Once the cannon went off, Meagan shot forward like a bat out of hell and I was left in the dust, wondering how fast we really were going. I kept myself a safe distance from Meagan, maybe ten to twenty meters back, hoping that what my body was telling me--that we were way too fast--was right. While she thought that I was starting conservatively, I was thinking, "damn, she's going out for a 5k." Sure enough, I almost couldn't see Meagan when she came through the 1 mile mark, and I came through entirely too fast as well in 5:43. Mistake #1
Through the next two miles, I was doing great. I relaxed into a steady cadence of 5:50 for miles 2/3, and then missed the 4th miler marker, but came through 5 miles in 29:30, which meant that I had slowed down considerably. I told myself that if I just maintained 6:00 pace, I would still break 60, which would still be very respectable given all that's been going on. I felt pretty optimistic at that point. Then, things changed. My leg didn't want to cooperate and I felt the tightness seize the left side of my leg in a way that prevented me to get the leg lift I needed. The last 5 miles were a very slow, painful death for me. Every time I passed a race clock, the seconds crept closer and closer to being above my goal pace. I was hitting over 6:10s. Dozens of men passed me; eight women passed me. it was demoralizing. I couldn't help but think that my last 10k at Twin Cities Marathon was faster than this. I questioned: What has happened to me? Am I the same runner that I was 2 years ago? Where is my confidence? Clearly, not in this race. I fought every urge within my body to drop out. A part of me wanted to see the (in)famous Grim Reaper as we made it onto the interstate ramp, so I kept going. I even encouraged one guy that had helped me a lot and finally made it to the finish, not out of breath at all. Good, at least I knew it wasn't an aerobic thing. I looked for Meagan and hoped that at least she made up for my lackluster performance, which she did, setting a HUGE pr and placing 6th overall.

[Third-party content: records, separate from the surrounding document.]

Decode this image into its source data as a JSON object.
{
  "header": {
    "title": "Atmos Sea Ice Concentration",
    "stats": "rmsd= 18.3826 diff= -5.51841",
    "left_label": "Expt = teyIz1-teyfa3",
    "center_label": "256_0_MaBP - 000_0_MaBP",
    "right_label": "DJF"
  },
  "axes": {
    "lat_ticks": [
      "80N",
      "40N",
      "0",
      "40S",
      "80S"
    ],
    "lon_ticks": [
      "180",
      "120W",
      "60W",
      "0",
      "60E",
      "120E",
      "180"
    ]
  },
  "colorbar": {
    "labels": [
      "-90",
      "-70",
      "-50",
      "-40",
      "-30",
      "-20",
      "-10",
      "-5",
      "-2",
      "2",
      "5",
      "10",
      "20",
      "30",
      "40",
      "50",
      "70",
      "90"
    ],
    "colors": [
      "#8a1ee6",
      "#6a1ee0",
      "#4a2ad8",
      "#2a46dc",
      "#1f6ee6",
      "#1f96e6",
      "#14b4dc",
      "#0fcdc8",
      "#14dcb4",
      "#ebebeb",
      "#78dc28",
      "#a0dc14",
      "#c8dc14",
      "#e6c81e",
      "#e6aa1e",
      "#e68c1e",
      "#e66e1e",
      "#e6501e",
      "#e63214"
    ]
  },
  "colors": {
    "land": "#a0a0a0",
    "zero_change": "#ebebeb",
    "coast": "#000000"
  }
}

What I love about this blog is that it allows me to reflect on my running, both in training and racing. To be clear, I'm not totally injured. I can still run. My leg is like 95% healthy, but I need to be 100% healthy to be race ready. My butt doesn't have enough strength, okay. But in the end, I think that 95% of my race result today stemmed from my mentality. Having low iron always wears me out physically, but even more so mentally. It's a game against yourself, believing that you are still in great shape even though your workouts would indicate otherwise. Over the past couple of months, instead of practicing positive self-talk, I have been practicing negative self-talk. My mind isn't in race shape, and that's the bulk of the issue. The other slim issue is getting my hamstring back up, but I don't think that is where my attention should be focused right now. It should be focused on getting back into the mindset where I am fired up to race and where I believe that my training has been quality.